A scientist described that when they created her, ‘we had not been thinking about rooms full of clones, or creating hillock upon hillock of identical sheep to guarantee a good night's sleep. We were not thinking about helping lesbians to reproduce without the help of a sperm bank or about multiplying movie stars. We were certainly not thinking of duplicating dictators. We were spurred on mostly by pure curiosity, though we did have in mind practical applications in research and agriculture’. – does Dolly stand for the excess of Man?

However, others were convinced that Dolly was something special, and there was talk of her creation being biology's equivalent of the splitting of the atom.

Nevertheless, Newspapers asked whether it would be possible to clone the dead. Some deluded souls saw Dolly as a harbinger of a form of genetic immortality; many more were fired up by the talk of a looming ethical and political nightmare. Inevitably, Dr Frankenstein's creation provided a cultural reference point for the discussion.

Those supporting Dolly’s taxidermy might argue that it was what Dolly wanted! That Dolly’s taxidermy form just shows a Diva sheep living out her glory days – as any diva would want – immortalised and worshiped

Unfortunately for her peers, Dolly apparently behaved as if she were already aware of her celebrity status. As one scientist responsible for looking Dolly stated ‘ She was greedy and would often grab more than her fair share of the "cake" - made of barley and molasses - that we fed them. And she would assert her authority by upending her trough as soon as she finished eating. This display of dominance would culminate with her placing her forefeet on the trough, puffing out her chest, and preening.
She seemed to know that she was the alpha sheep of the flock. Whereas most sheep are shy and huddle at the back of their pen when visitors arrive, Dolly would trot to the front of her stall and bask in their attention. Then she would bleat excitedly and jump up, front feet on the railing, to pose for the cameras. It was distinctly odd ovine behaviour: sheep do not normally stand on their rear legs.
Certainly, Dolly was as interested in and curious about the world around her as a sheep can be. Bill Ritchie, who selected the cell we used to create her, would shout her name as he approached - and get a deep answering bleat from the shed.’
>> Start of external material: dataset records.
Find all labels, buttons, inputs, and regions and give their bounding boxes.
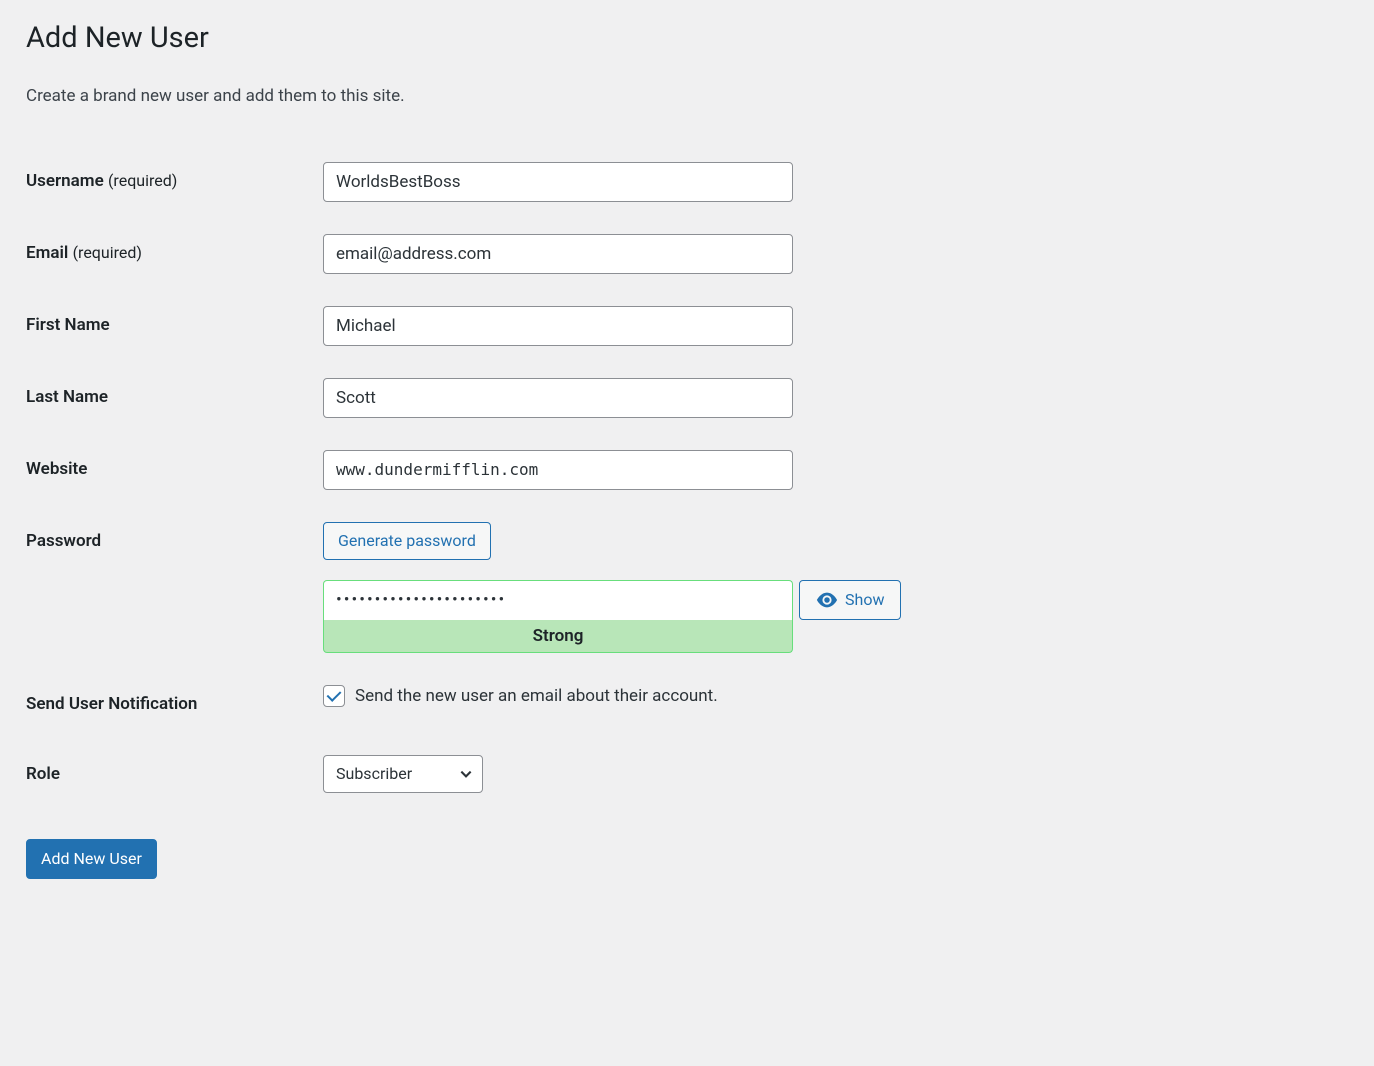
- generate-password-button[interactable]: Generate password: [323, 522, 491, 560]
- password-input[interactable]: [323, 580, 793, 620]
- website-input[interactable]: [323, 450, 793, 490]
- last-name-input[interactable]: [323, 378, 793, 418]
- website-label: Website: [26, 434, 323, 506]
- email-required: (required): [73, 243, 142, 262]
- last-name-label: Last Name: [26, 362, 323, 434]
- role-select[interactable]: Subscriber: [323, 755, 483, 793]
- eye-icon: [816, 592, 838, 608]
- role-label: Role: [26, 739, 323, 809]
- show-password-button[interactable]: Show: [799, 580, 901, 620]
- send-notification-checkbox[interactable]: [323, 685, 345, 707]
- first-name-label: First Name: [26, 290, 323, 362]
- username-label: Username (required): [26, 146, 323, 218]
- username-required: (required): [108, 171, 177, 190]
- user-form-table: Username (required) Email (required) Fir…: [26, 146, 1348, 809]
- password-strength-indicator: Strong: [323, 620, 793, 653]
- page-description: Create a brand new user and add them to …: [26, 86, 1348, 106]
- email-input[interactable]: [323, 234, 793, 274]
- page-title: Add New User: [26, 20, 1348, 58]
- username-input[interactable]: [323, 162, 793, 202]
- show-button-label: Show: [845, 590, 884, 609]
- send-notification-label: Send User Notification: [26, 669, 323, 739]
- send-notification-text: Send the new user an email about their a…: [355, 686, 718, 706]
- password-label: Password: [26, 506, 323, 669]
- first-name-input[interactable]: [323, 306, 793, 346]
- email-label: Email (required): [26, 218, 323, 290]
- add-new-user-button[interactable]: Add New User: [26, 839, 157, 879]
Displaying Dolly, for me, is perhaps to hammer the point about our commonalities with mammals.

So, at the crux of all of this is the question is taxidermy ethical?
Often the fact that the animal died of ‘old age’ (Dolly was euthanized in 2003 when se developed a progressive lung disease) and was not shot makes a lot of people more comfortable about the idea of taxidermy –, Dolly died of old age, would your opinion change if she was shot, what do you think?
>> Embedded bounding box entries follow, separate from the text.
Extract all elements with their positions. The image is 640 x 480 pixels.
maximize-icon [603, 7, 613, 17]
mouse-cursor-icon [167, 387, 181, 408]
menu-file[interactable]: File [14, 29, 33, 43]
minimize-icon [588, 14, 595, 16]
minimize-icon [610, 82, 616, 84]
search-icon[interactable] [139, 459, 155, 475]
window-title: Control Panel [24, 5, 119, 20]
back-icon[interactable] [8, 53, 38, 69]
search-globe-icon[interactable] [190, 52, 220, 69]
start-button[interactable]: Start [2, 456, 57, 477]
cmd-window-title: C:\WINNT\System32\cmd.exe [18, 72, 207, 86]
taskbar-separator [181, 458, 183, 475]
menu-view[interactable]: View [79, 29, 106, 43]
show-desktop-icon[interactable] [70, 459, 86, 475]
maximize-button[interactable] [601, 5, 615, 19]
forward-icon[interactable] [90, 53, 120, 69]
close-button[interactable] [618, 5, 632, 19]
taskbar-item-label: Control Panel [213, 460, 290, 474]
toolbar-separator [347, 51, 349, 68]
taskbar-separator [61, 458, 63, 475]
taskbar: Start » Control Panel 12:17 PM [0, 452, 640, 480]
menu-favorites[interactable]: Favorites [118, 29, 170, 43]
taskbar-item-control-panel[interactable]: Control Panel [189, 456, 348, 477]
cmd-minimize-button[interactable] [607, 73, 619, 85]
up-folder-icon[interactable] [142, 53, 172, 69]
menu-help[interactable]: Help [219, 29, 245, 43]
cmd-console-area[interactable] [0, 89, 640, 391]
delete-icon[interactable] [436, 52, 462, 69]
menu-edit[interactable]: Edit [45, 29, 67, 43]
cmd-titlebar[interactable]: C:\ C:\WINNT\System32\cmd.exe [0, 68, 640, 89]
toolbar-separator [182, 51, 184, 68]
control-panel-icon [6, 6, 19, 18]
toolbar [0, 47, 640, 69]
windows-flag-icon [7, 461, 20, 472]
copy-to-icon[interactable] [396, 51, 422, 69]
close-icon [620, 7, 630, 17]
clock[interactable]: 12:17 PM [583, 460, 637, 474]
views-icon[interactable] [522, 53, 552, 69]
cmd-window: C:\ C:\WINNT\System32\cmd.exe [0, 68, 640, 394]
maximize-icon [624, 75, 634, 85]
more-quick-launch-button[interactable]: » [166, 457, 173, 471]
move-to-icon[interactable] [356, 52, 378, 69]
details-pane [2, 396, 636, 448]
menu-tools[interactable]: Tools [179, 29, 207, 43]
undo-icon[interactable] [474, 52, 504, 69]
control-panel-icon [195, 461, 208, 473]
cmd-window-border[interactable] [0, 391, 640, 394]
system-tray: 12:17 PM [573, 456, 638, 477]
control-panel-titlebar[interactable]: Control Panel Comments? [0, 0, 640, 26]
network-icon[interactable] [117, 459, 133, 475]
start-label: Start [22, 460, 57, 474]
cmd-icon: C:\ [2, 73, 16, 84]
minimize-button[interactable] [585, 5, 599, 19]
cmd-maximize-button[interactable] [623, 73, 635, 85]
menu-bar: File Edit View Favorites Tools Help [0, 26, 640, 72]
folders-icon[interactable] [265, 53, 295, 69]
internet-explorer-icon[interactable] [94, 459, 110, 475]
Her death seemed to be treated with respect by those who knew her, with one scientist describing ‘The Monday after Dolly's death, I held a wake at the Roslin, where we toasted her with Champagne. Her demise was particularly sad for those who had been present when she began life in a Petri dish and had often visited her in her stall. Even today, when I pass the barn where Dolly lived, I am reminded of her.’

However, many others argue that cloning was to blame for her death. Typically, sheep can live for 11 or 12 years, yet Dolly had managed only six.

The scientists who worked with Dolly respond to these claims by arguing that her progressive lung disease probably said more about being kept in a barn than about being cloned. The post-mortem revealed a specimen that was unremarkable for a middle-aged sheep with a weight problem.

Ultimately I’ve only managed to discuss certain points and much more could be said about Dolly, lets discuss it in the comments! However, it is just my opinion that while they still creep me out, taxidermy clearly can spark an appreciation and a sense of wonder about the natural world.

Hope this helps!


Quotes used come from an edited extract from 'After Dolly: The Uses and Misuses of Human Cloning' (Little Brown), by Ian Wilmut and Roger Highfield.